Researchers, using remote sensing technology, have discovered an enormous buried monument site they are calling a “Super Stonehenge.”
First of all, this is definitely not a marketing stunt for Doctor Who – which returns to BBC on September 19th! Archaeologists from the University of Branford really have discovered a super-site beneath the British countryside, about two miles from Stonehenge itself, and several times larger than the famous monument.
Underneath the Durrington Walls – already one of the largest known hedge monuments, built in the same time period as its more famous cousin – remote sensing technology has revealed dozens upon dozens more standing stones.

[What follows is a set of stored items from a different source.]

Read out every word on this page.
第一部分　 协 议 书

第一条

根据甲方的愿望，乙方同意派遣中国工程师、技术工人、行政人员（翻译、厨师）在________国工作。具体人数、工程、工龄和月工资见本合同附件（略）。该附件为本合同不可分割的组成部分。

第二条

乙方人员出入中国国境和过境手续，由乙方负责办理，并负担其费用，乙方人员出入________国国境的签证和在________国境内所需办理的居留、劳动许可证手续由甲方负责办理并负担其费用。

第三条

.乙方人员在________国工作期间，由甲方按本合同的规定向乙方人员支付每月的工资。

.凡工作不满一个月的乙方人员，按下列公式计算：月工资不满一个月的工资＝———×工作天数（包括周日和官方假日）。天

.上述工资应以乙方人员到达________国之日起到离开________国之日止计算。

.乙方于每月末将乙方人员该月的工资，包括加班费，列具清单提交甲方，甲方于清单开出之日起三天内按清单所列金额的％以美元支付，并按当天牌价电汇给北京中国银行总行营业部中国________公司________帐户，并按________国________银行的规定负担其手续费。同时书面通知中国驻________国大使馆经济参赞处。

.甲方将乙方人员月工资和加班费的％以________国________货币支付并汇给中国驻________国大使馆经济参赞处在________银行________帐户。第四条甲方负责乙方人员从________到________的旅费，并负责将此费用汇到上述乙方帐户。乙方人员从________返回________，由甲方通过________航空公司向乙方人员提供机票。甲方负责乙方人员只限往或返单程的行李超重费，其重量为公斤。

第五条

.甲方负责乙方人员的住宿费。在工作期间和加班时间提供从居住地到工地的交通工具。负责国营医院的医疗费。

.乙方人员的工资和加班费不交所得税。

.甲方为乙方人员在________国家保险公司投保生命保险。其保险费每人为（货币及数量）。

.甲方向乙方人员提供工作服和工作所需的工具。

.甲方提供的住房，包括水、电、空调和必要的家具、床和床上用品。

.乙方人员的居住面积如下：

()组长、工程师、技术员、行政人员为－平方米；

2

“Our high-resolution ground penetrating radar data has revealed an amazing row of up to 90 standing stones, a number of which have survived after being pushed over, and a massive bank placed over the stones,” says Professor Wolfgang Neubauer, who is director of the Ludwig Boltzmann Institute for Archaeological Prospection and Virtual Archaeology.
Adds Paul Garwood, “the extraordinary scale, detail and novelty of the evidence produced by the Stonehenge Hidden Landscapes Project, which the new discoveries at Durrington Walls exemplify, is changing fundamentally our understanding of Stonehenge and the world around it.” Garwood is an archaeologist and lead historian on the project at the University of Birmingham.

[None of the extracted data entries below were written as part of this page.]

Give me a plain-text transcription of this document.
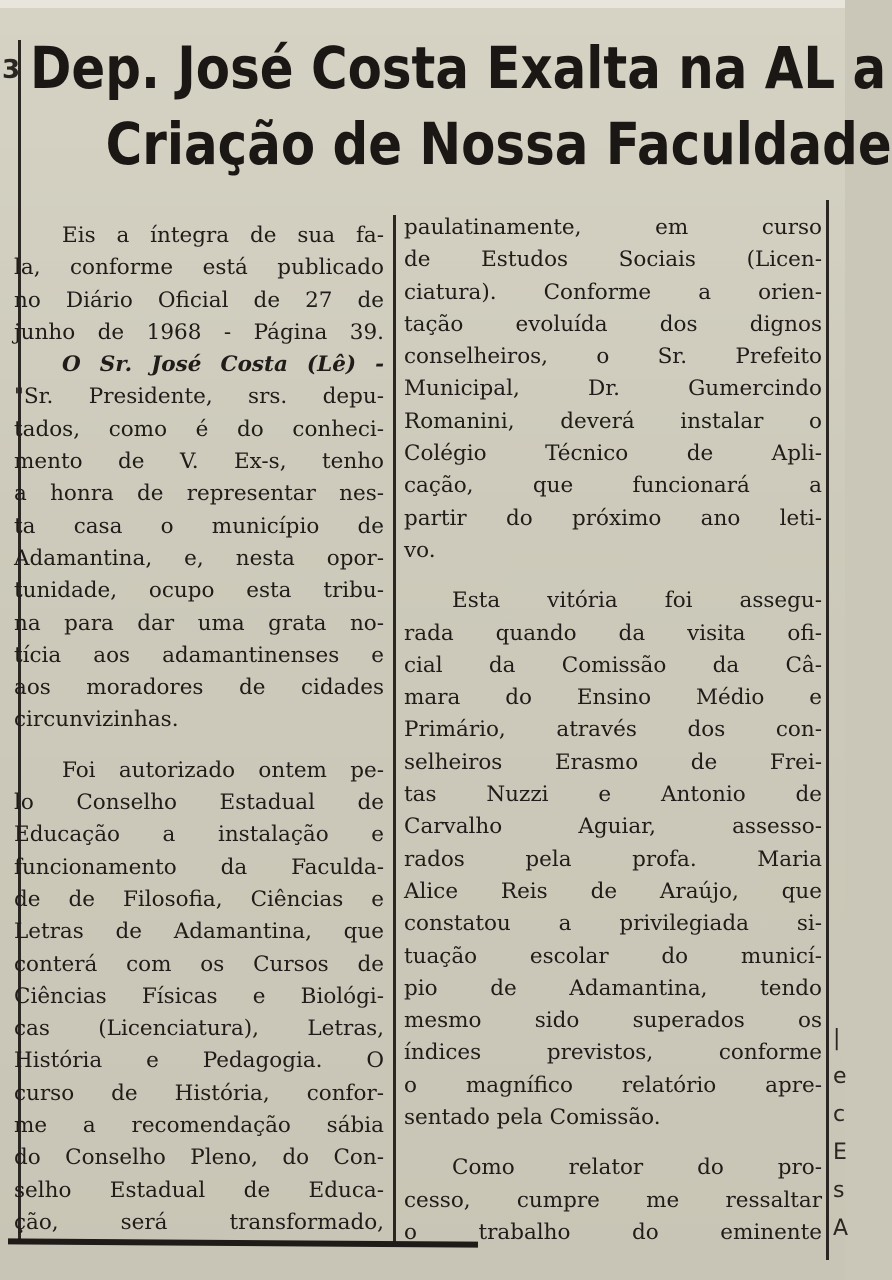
3
|
e
c
E
s
A
Dep. José Costa Exalta na AL a
Criação de Nossa Faculdade
Eis a íntegra de sua fa-
la, conforme está publicado
no Diário Oficial de 27 de
junho de 1968 - Página 39.
O Sr. José Costa (Lê) -
"Sr. Presidente, srs. depu-
tados, como é do conheci-
mento de V. Ex-s, tenho
a honra de representar nes-
ta casa o município de
Adamantina, e, nesta opor-
tunidade, ocupo esta tribu-
na para dar uma grata no-
tícia aos adamantinenses e
aos moradores de cidades
circunvizinhas.
Foi autorizado ontem pe-
lo Conselho Estadual de
Educação a instalação e
funcionamento da Faculda-
de de Filosofia, Ciências e
Letras de Adamantina, que
conterá com os Cursos de
Ciências Físicas e Biológi-
cas (Licenciatura), Letras,
História e Pedagogia. O
curso de História, confor-
me a recomendação sábia
do Conselho Pleno, do Con-
selho Estadual de Educa-
ção, será transformado,
paulatinamente, em curso
de Estudos Sociais (Licen-
ciatura). Conforme a orien-
tação evoluída dos dignos
conselheiros, o Sr. Prefeito
Municipal, Dr. Gumercindo
Romanini, deverá instalar o
Colégio Técnico de Apli-
cação, que funcionará a
partir do próximo ano leti-
vo.
Esta vitória foi assegu-
rada quando da visita ofi-
cial da Comissão da Câ-
mara do Ensino Médio e
Primário, através dos con-
selheiros Erasmo de Frei-
tas Nuzzi e Antonio de
Carvalho Aguiar, assesso-
rados pela profa. Maria
Alice Reis de Araújo, que
constatou a privilegiada si-
tuação escolar do municí-
pio de Adamantina, tendo
mesmo sido superados os
índices previstos, conforme
o magnífico relatório apre-
sentado pela Comissão.
Como relator do pro-
cesso, cumpre me ressaltar
o trabalho do eminente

“Everything written previously about the Stonehenge landscape and the ancient monuments within it will need to be rewritten.” I really hope that doesn’t include the finale of my favourite season of Doctor Who (yes, I fully expect to be bombarded with comments about how wrong I am).
Stonehenge, of course, remains shrouded in mystery – though many convincing theories exist as to its purpose and its construction, a lack of primary sources from the time period means any knowledge we can glean about the monument (if the structure is a monument, at all), is ephemeral. And you know what? Curious though I may be, I think I like it like that.